La metà più povera degli italiani vive con meno di 13 mila euro all’anno e detiene meno del 17% del reddito nazionale. Mentre l’1% più ricco controlla circa il 12% del reddito nazionale, con un reddito medio di 310 mila euro all’anno. Ma, in proporzione, paga meno tasse del restante 99% dei contribuenti. Per chi supera i 500 mila euro l’anno l’aliquota «vera» scende al 36%. A fotografare la situazione è uno studio congiunto di Scuola Superiore Sant’Anna di Pisa e Università di Milano – Bicocca, pubblicato dalla rivista scientifica Journal of the European Economic Association.
Dallo studio emerge che la progressività del sistema fiscale italiano è poca e mal distribuita. «Abbiamo dimostrato che l’intero sistema fiscale italiano è solo blandamente progressivo per il 95% più basso della distribuzione del reddito, con un’imposizione fiscale che sale dal 40% al 50% – spiega Andrea Roventini, autore dello studio e direttore dell’Istituto di Economia della Scuola Superiore Sant’Anna – .Il sistema diventa addirittura regressivo per il 5% dei contribuenti più ricchi con un’aliquota effettiva che scende fino al 36% per chi guadagna oltre i 500 mila euro annui. Il sistema fiscale è addirittura sempre regressivo se si considera la distribuzione del patrimonio invece che quella del reddito».
Perché i ricchi pagano meno tasse
Il fatto che i redditi più elevati paghino un’aliquota più bassa è dovuto principalmente a tre fattori: l’effettiva regressività dell’Iva, che grava meno sui contribuenti abbienti, il minor peso dei contributi sociali per i redditi superiori ai 100 mila euro, la maggiore rilevanza, per i più ricchi, delle rendite finanziarie e dei redditi da locazioni immobiliari tassate con aliquote proporzionali variabili tra il 10 per cento e il 26 per cento. Lo studio conferma che esistono importanti differenze in relazione alla tipologia di reddito prevalente: i lavoratori dipendenti sono quelli che pagano più imposte, seguiti dai lavoratori autonomi, dai pensionati e, infine, da chi percepisce soprattutto rendite finanziarie e locazioni immobiliari. «Questo lavoro – spiega Demetrio Guzzardi, autore dello studio e ricercatore in Economia della Scuola Superiore Sant’Anna di Pisa – combina diverse fonti di dati, quali dichiarazioni dei redditi, indagini campionarie di Istat e Banca d’Italia, stime sulla distribuzione del patrimonio netto, per distribuire a livello individuale l’intero ‘reddito nazionale netto’, corretto per l’evasione fiscale. Così è stato possibile identificare le fasce di reddito che hanno perso di più negli ultimi anni».

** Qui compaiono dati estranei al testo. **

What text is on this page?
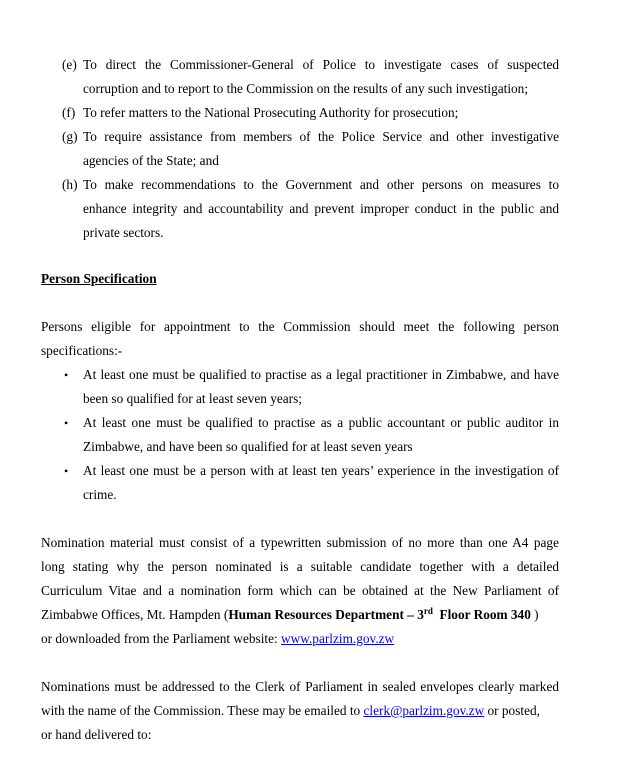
(e) To direct the Commissioner-General of Police to investigate cases of suspected
corruption and to report to the Commission on the results of any such investigation;
(f) To refer matters to the National Prosecuting Authority for prosecution;
(g) To require assistance from members of the Police Service and other investigative
agencies of the State; and
(h) To make recommendations to the Government and other persons on measures to
enhance integrity and accountability and prevent improper conduct in the public and
private sectors.
Person Specification
Persons eligible for appointment to the Commission should meet the following person
specifications:-
• At least one must be qualified to practise as a legal practitioner in Zimbabwe, and have
been so qualified for at least seven years;
• At least one must be qualified to practise as a public accountant or public auditor in
Zimbabwe, and have been so qualified for at least seven years
• At least one must be a person with at least ten years’ experience in the investigation of
crime.
Nomination material must consist of a typewritten submission of no more than one A4 page
long stating why the person nominated is a suitable candidate together with a detailed
Curriculum Vitae and a nomination form which can be obtained at the New Parliament of
Zimbabwe Offices, Mt. Hampden (Human Resources Department – 3rd  Floor Room 340 )
or downloaded from the Parliament website: www.parlzim.gov.zw
Nominations must be addressed to the Clerk of Parliament in sealed envelopes clearly marked
with the name of the Commission. These may be emailed to clerk@parlzim.gov.zw or posted,
or hand delivered to:
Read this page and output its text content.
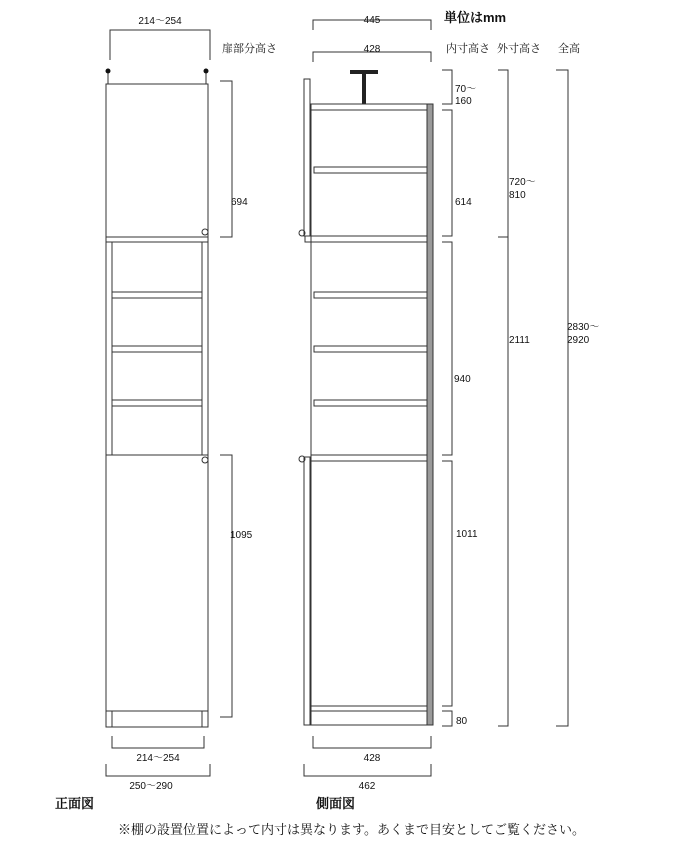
214～254
扉部分高さ
694
1095
214～254
250～290
単位はmm
445
428	内寸高さ 外寸高さ 全高
70～
160
614
940
1011
80
720～
810
2111
2830～
2920
428
462
正面図	側面図
※棚の設置位置によって内寸は異なります。あくまで目安としてご覧ください。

Le disuguaglianze sono aumentate
Dal 2004 al 2015, mentre il reddito nazionale reale diminuiva del 15%, il 50% più povero degli italiani subiva la perdita maggiore con un calo del 30% circa. All’interno del 50% più povero, i più colpiti sono giovani tra i 18 e i 35 anni, che hanno perso circa il 42% del loro reddito. I 50 mila italiani che compongono lo 0,1% più ricco del Paese, invece, detengono il 4,5% del reddito nazionale con entrate medie superiori al milione di euro annuo, cifra che potrebbe essere raggiunta dal 50% più povero soltanto risparmiando l’intero reddito per 76 anni «Solo una ridottissima parte dei redditi dei più ricchi è ottenuta grazie ai redditi da lavoro dipendente», sottolinea.
I poveri diventano sempre più poveri
Lo studio mette a confronto anche la concentrazione dei redditi dell’Italia con quella di altri Paesi. Paragonando le stime ottenute da ricerche analoghe condotte per Stati Uniti e Francia, dalla ricerca emerge che l’Italia presenta un livello di concentrazione dei redditi simile a quello della Francia. Tuttavia «a differenza della situazione in Francia, dove le fasce più deboli hanno visto un modesto aumento della loro quota di reddito – sottolinea Alessandro Santoro, autore dello studio e pro-rettore al Bilancio dell’Università di Milano-Bicocca- in Italia si osserva l’opposto, con le fasce più povere che diventano sempre più svantaggiate».